Integrity checking NANOBSD images

Mike Tancsa mike at sentex.net
Tue Jul 11 20:18:05 UTC 2006


At 04:05 PM 11/07/2006, Poul-Henning Kamp wrote:
>In message <44B4010E.7010809 at mac.com>, Chuck Swiger writes:
>
> >Checksumming the device image is a fine way of checking the 
> integrity of it,
> >assuming it is read-only.  The only thing you might want to do is 
> use two or
> >three checksum algorithms (ie, use sha256 and md5 and something 
> else), so that
> >someone can't create a new image which matches the sha256 checksum of the
> >original.
>
>A much better idea is to send a random "salt" to be prepended to
>the disk image before it is run through sha256, that would prevent
>the attacker from running sha256 and any other algorithm you
>could care for on the image, store the results and return them
>with trojans.
>
>Copying the sha256 binary over is no guarantee against a kernel
>embedded trojan.
>
>But then again, how paranoid one has to be is a matter of preference.


Hi,
         Thanks for the responses.  I know there are no perfect ways. 
I guess I want to understand the risk as much as possible and 
mitigate against tampering as much as possible without designing the 
requirement for some guy to sit in front of the box with a gun :)

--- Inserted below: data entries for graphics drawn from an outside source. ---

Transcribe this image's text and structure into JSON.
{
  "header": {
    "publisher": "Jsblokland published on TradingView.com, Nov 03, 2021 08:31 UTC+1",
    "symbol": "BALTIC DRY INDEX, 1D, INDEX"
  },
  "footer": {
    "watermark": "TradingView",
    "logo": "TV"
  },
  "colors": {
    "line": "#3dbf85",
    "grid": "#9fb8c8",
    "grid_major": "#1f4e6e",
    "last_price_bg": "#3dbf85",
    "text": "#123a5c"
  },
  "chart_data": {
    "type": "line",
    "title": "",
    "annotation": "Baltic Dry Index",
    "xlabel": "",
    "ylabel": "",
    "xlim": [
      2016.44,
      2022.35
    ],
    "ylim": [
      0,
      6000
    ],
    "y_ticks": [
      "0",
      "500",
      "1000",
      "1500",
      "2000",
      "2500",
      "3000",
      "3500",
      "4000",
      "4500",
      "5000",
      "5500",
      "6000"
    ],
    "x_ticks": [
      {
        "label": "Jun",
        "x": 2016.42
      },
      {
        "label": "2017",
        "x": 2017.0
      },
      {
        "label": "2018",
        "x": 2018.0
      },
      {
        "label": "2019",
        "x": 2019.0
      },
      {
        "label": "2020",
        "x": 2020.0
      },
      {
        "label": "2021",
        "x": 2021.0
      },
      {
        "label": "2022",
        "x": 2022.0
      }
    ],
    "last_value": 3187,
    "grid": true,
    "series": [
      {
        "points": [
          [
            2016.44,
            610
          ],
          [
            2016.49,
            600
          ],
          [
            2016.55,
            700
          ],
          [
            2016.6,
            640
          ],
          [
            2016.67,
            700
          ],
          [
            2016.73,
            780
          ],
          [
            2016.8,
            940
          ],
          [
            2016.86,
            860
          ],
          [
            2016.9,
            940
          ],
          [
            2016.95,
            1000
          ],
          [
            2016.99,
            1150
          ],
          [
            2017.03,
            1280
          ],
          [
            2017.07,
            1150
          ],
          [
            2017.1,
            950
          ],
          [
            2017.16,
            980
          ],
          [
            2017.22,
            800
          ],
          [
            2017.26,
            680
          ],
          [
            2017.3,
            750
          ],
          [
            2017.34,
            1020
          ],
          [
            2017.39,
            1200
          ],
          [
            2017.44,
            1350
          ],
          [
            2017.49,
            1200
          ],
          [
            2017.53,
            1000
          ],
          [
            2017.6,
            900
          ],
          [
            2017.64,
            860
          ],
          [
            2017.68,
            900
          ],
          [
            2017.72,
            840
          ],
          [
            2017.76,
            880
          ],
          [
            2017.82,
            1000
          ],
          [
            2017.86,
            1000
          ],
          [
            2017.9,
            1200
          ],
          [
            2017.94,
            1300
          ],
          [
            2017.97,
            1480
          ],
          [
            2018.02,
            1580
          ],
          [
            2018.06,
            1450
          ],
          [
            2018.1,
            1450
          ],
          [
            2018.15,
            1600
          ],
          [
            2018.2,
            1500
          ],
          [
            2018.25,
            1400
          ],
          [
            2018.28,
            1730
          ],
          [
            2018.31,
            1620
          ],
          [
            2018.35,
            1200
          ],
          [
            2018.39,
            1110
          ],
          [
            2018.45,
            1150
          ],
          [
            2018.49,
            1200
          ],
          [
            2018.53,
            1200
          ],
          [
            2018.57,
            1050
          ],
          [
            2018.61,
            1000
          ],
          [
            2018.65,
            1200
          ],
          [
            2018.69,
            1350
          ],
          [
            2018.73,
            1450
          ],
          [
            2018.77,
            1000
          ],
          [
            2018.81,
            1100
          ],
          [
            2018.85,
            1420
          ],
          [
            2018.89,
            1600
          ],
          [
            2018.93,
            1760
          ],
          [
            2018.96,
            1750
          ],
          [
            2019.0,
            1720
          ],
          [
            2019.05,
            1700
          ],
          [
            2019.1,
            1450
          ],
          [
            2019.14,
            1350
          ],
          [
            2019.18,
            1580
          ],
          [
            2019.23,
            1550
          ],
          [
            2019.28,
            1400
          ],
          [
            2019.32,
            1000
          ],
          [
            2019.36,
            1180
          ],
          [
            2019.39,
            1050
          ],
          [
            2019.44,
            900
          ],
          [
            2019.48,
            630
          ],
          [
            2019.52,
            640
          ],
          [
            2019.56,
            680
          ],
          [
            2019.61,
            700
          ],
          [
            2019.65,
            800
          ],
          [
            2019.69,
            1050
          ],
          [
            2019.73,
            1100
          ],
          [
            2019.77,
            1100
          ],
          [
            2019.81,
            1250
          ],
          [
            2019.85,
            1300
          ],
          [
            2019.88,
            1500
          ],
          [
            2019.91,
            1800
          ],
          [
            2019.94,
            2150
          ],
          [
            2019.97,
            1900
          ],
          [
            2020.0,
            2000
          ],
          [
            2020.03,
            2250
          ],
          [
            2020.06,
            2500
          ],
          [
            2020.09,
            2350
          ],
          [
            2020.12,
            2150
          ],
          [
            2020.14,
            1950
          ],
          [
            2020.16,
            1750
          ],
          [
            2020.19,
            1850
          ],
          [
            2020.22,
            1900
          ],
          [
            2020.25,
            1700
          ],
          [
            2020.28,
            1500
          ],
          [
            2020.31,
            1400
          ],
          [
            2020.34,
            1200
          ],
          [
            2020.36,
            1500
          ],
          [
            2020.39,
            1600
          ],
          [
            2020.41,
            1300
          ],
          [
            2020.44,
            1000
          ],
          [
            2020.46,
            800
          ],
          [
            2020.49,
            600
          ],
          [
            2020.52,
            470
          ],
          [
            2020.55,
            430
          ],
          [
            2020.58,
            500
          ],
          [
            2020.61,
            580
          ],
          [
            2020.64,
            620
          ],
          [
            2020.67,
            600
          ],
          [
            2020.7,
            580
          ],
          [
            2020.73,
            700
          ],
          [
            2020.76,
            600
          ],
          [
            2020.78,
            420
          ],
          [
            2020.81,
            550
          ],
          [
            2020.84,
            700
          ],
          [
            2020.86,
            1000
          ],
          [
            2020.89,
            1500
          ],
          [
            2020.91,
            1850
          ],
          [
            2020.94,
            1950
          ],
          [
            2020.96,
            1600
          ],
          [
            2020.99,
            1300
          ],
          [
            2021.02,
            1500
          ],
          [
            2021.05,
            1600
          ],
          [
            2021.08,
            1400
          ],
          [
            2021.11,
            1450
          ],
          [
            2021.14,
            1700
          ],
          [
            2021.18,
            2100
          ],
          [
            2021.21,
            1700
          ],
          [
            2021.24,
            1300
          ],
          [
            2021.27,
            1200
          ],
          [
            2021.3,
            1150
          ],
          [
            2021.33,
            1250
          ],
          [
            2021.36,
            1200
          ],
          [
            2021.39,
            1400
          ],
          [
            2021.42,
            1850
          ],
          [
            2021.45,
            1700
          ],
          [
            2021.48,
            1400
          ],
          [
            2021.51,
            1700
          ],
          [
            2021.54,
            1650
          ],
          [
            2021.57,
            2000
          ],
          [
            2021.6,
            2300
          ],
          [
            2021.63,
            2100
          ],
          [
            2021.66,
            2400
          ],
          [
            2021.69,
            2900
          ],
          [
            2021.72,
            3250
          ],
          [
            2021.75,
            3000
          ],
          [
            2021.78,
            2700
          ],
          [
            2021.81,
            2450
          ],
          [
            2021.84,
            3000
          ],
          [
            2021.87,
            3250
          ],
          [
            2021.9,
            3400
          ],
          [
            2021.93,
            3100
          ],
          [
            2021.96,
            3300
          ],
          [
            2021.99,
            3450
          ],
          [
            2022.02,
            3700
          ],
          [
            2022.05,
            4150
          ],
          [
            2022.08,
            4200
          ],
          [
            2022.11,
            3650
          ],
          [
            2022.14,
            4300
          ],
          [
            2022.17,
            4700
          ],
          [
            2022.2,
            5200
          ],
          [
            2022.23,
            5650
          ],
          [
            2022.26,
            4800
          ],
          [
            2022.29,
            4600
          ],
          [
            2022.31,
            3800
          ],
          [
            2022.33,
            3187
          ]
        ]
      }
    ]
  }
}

With respect to prepending a random salt to the image, can you expand 
what you mean ?

         ---Mike


>--
>Poul-Henning Kamp       | UNIX since Zilog Zeus 3.20
>phk at FreeBSD.ORG         | TCP/IP since RFC 956
>FreeBSD committer       | BSD since 4.3-tahoe
>Never attribute to malice what can adequately be explained by incompetence.